2. Paragraphs (e)(2)(ii)(A) through (M). Paragraphs (A), (C), and (D) require employers to limit access to the laboratory and warn of the hazards associated with bloodborne pathogens. They must review the written policies and procedures to determine if they are adequate to ensure that access to the work areas and animal rooms is limited to authorized persons. Interviews with employees should be used to determine if the policies are followed.
3. Paragraph (e)(2)(ii)(E). The “other physical containment device” must be sufficient to ensure that virus containing material will be kept away from the worker’s mucous membranes, unprotected skin, and breathing zone.
4. Paragraphs (e)(2)(ii)(H) and (I). These paragraphs are designed to prevent the spread of contamination to other work areas. Paragraph (I) allows for an alternative to a HEPA filter as long as it is of equivalent or superior efficiency. HEPA filters may be ineffective in humid atmospheres.
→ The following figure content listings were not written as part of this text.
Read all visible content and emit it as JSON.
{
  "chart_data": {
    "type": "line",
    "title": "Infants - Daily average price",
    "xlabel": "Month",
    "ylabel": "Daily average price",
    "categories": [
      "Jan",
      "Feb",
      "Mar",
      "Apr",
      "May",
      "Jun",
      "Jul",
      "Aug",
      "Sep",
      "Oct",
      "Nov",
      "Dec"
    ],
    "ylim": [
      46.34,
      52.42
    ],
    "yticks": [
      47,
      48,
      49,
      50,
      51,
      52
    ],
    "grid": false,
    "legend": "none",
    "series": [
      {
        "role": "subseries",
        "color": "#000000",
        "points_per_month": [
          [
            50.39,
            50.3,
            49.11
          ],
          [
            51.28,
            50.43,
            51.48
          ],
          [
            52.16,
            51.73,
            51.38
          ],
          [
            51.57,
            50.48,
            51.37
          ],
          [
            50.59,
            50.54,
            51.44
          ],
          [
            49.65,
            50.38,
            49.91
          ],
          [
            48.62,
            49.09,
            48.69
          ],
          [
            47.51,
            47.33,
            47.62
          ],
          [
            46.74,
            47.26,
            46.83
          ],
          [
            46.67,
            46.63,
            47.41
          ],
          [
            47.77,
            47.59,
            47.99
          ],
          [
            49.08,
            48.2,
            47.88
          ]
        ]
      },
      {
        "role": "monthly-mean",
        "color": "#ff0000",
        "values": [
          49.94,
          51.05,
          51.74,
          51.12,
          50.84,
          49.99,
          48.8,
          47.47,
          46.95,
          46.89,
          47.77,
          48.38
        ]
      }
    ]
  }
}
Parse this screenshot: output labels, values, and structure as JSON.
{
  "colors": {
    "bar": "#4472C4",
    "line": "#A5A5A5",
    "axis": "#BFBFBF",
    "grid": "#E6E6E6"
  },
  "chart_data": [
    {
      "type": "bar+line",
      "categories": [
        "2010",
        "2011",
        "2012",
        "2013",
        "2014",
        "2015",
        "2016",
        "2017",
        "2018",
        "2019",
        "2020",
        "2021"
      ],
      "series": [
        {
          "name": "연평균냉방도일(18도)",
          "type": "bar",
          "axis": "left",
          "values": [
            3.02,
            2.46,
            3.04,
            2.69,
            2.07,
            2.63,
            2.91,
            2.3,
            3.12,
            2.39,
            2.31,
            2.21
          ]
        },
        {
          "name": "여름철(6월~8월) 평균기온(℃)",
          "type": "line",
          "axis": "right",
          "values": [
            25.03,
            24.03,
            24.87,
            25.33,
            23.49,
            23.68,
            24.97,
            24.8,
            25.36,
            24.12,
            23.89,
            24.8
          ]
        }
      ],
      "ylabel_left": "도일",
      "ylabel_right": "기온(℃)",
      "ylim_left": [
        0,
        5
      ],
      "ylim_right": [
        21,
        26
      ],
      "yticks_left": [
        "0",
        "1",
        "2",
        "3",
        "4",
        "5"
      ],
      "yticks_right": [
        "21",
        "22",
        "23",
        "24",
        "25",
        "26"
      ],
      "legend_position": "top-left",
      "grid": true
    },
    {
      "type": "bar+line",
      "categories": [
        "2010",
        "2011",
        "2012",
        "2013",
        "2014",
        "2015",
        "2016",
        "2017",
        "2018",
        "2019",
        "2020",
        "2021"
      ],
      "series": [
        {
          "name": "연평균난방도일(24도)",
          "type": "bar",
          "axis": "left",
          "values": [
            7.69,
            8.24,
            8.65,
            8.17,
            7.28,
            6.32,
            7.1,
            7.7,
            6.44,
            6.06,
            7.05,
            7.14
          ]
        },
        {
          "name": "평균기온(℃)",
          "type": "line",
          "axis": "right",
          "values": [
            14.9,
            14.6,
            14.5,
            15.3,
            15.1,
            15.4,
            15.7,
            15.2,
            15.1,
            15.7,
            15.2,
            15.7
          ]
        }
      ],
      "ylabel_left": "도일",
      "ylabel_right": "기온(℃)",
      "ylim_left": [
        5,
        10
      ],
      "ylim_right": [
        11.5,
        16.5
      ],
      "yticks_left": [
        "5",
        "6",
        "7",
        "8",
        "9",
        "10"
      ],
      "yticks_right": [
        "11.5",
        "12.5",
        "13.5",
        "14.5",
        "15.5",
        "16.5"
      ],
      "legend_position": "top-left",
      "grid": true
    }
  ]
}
The employer must also have made provisions for routine maintenance and/or replacement of all filters and traps.
If the compliance officer suspects that the engineering controls are failing to prevent the spread of the virus, the manufacturer should be contacted to establish the limits and required maintenance of the filters and traps.
5. Paragraph (e)(2)(ii)(J). The compliance officer should determine if the use of needles and syringes is kept to a minimum and that they are properly handled as required, paying particular attention to establishing if the puncture-resistant containers are properly autoclaved or decontaminated before being discarded, reused, or incinerated.
6. Paragraph (e)(2)(ii)(M). This paragraph ensures that any necessary additional procedures are developed to protect employees in situations unique to a research/production facility. The biosafety manual required by this paragraph must be reviewed and updated annually or more often if necessary. The facility will thus be required to review its procedures and determine if they are adequate to protect workers.
7. Paragraph (e)(2)(iii). Specific containment equipment is required by this paragraph to minimize or eliminate exposure to the viruses.
If the compliance officer determines that biological safety cabinets (BSC) have been chosen as the means of containment, they must be certified (Class I, Class II, or Class III, as appropriate) when installed or moved, and at least annually.
The compliance officer should check that a dated tag is affixed to the BSC indicating who performed the certification. Alternatively, a certification report attesting to a minimum inward face velocity of at least 75 linear feet per minute and the integrity of the HEPA filters should be reviewed by the compliance officer. The report must be dated and signed by the trained technician performing the measurements and integrity tests.
In the alternative, appropriate combinations of PPE or physical containment devices (examples listed in the standard) will be accepted.
8. Paragraphs (e)(3)(i) and (e)(4)(iii). The hand washing facility must be supplied with at least tepid water, soap, and hand towels. The eyewash must supply a sufficient quantity of water to completely flush the eyes. A 15-minute supply of continuous free-flowing water is acceptable. The hands must be free to hold the eyelids open to aid in the complete flushing of the eyes. Portable facilities are acceptable only if they meet these requirements.
9. Paragraph (e)(4) covers additional requirements for production facilities only. The requirement in paragraph (e)(4)(v) minimizes the potential for accidental exposure of other employees from the transport of culture fluids, plastic ware, and other contaminated equipment.
10. Paragraph (e)(5). The additional training requirements for employees in HIV/HBV research laboratories are specified in paragraph (g)(2)(ix). Any violations found should be cited under that paragraph of the standard.